COMPLETE workgroup is dispatched at once to a Compute Unit. Some wavefronts maybe idle while the other is computing. complete workgroup is dispatched for workgroup level synchronization like barrier() to work. It doesn't happen like a part of workgroup is dispached. This is one of the reason for the limit on workgroup size.
1 of 1 people found this helpful
Regardless of whether CLK_LOCAL_MEM_FENCE (or) CLK_GLOBAL_MEM_FENCE is used - Barrier only necessitates work-items inside a workgroup to synchronize. There is no global execution barrier. The LOCAL and GLOBAL flags are applicable only for the "memory fence" operation introduced by BARRIER.
So BARRIER does 2 things (please read the opencl spec as well):
1. Serve as execution barrier for all workitems inside a workgroup
2. Introduce a memory fence operation - either for local memory (or) for global memory as requested by the programmer
The memory barrier makes sure that all pending writes to the memory are completed before any read/writes are allowed.

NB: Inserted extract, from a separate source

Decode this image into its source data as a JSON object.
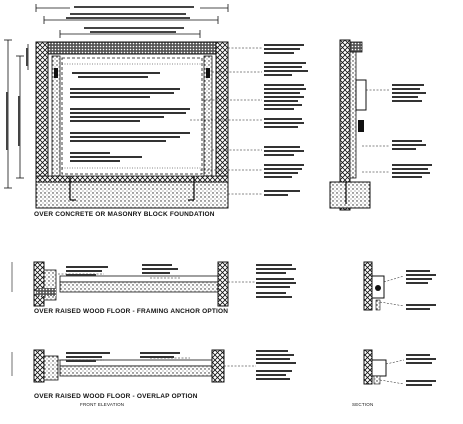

OpenCL Spec says this about CLK_GLOBAL_MEM_FENCE:
This can be useful when work-items, for example, write to buffer or image objects and then want to read the updated data
Hope this helps
Thanks you all to correct my understanding of the barrier(CLK_GLOBAL_MEM_FENCE) and i now see, why i misunderstandet it:
"This can be useful when work-items, for example, write to buffer or image objects and then want to read the updated data"
When all workgroups are working in the same buffer object and they are writing to other locations, than they read after it. If that is true, than the statement above is not right, not?

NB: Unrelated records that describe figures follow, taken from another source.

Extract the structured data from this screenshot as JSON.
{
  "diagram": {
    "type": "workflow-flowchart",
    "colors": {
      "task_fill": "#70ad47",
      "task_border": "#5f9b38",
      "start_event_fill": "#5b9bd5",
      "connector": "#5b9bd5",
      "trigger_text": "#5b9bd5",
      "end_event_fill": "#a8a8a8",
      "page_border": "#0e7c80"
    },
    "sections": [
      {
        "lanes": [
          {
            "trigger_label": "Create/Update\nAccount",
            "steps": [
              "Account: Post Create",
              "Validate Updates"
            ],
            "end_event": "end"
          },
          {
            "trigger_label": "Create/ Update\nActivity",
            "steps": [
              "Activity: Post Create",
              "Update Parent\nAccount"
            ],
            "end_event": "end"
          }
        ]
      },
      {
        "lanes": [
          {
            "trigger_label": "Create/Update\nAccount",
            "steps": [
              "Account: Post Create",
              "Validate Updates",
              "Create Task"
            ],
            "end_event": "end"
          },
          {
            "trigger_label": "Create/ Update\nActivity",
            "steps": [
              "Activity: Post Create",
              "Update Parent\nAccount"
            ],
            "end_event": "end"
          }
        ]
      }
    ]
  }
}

I consider the following situation:
I have a global mem buffer which should be initialized regarding to good mem performance from the threads in parallel, even from parallel workgroups. But than i have to ensure that all threads, which are part of the initialization, are finished, before i continue working on this buffer.

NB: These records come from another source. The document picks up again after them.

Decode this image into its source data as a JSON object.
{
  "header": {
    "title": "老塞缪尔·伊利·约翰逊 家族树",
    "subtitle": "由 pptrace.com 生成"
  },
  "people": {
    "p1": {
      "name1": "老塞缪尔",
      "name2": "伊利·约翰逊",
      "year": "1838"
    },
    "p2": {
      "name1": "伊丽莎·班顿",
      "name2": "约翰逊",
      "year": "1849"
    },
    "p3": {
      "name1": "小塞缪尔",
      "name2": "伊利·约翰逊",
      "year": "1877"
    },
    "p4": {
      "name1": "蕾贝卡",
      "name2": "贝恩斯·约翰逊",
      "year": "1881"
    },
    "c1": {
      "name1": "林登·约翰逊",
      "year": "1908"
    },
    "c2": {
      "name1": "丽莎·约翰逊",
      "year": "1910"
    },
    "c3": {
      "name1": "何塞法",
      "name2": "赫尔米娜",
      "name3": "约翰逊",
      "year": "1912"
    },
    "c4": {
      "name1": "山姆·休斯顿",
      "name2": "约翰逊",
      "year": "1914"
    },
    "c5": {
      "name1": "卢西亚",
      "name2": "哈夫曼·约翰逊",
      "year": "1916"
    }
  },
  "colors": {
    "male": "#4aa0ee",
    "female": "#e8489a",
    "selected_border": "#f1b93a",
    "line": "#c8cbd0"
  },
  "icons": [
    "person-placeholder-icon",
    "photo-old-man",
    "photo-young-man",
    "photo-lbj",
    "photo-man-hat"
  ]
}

But now i see that the barrier only does sync inside the workgroup, and so the simple barrier(CLK_GLOBAL_MEM_FENCE) does not solve this problem, right? Do you think, that this will be possible to utilize much workgroups without risking a deadlock?
One solution i see will be to use the first workgroup to initialize it alone and write a finish flag into a global buffer, where the others are waiting for.
Do i think to complicated or is this problem really not trivial?
This would work(although highly not recommended) if you assume first workgroup was scheduled to launch in the beginning.
You never know, different runtimes might schedule the workgroups differently and you might endup in a deadlock.
Querying global memory in a while loop would be a serious performance issue.
Another way for global workgroup sync would be to use multiple kernel launches. Kernel launches serve as sync points.
Your understanding and rationle are correct. But you have to note that BARRIER itself is described only for workitems belonging to a workgroup. There are no inter-workgroup relations that are considered.
As you rightly put, One really cannot use this global-fence-barrier for global synchronization i.e. one cannot assume that "all" workitems in the kernel would have written what they wanted to write.
Simply because "all" of them don't execute simultanesouly (scheduling of workgroups is typically in batches - one batch after another).
Also, not "all" workgroups of the kernel would execute that barrier at the same time. So, this should not be used for any inter "workgroup" communication.
The only place where inter-workgroup communication would work is probably while "searching".
Say all workgroups are searching for some solution and 1 work-group which finds the solution has to signal a "FLAG" to break others from searching, this global fence would be handy. The fence must be used by all workgroups both during reading and writing the FLAG.
The example described in the spec (to read back what was written earlier) probably holds good for intra-workgroup. Thats what one can assume.
Thanks you all for your further advise.
As I was replying to another thread, I thought that is applicable to your thread as well.
Please check "Memory consistency" section in OpenCL spec.
This is how it begins....
3.3.1 Memory Consistency
OpenCL uses a relaxed consistency memory model; i.e. the state of memory visible to a workitem
is not guaranteed to be consistent across the collection of work-items at all times.
Within a work-item memory has load / store consistency. Local memory is consistent across
work-items in a single work-group at a work-group barrier. Global memory is consistent across
work-items in a single work-group at a work-group barrier, but there are no guarantees of
memory consistency between different work-groups executing a kernel.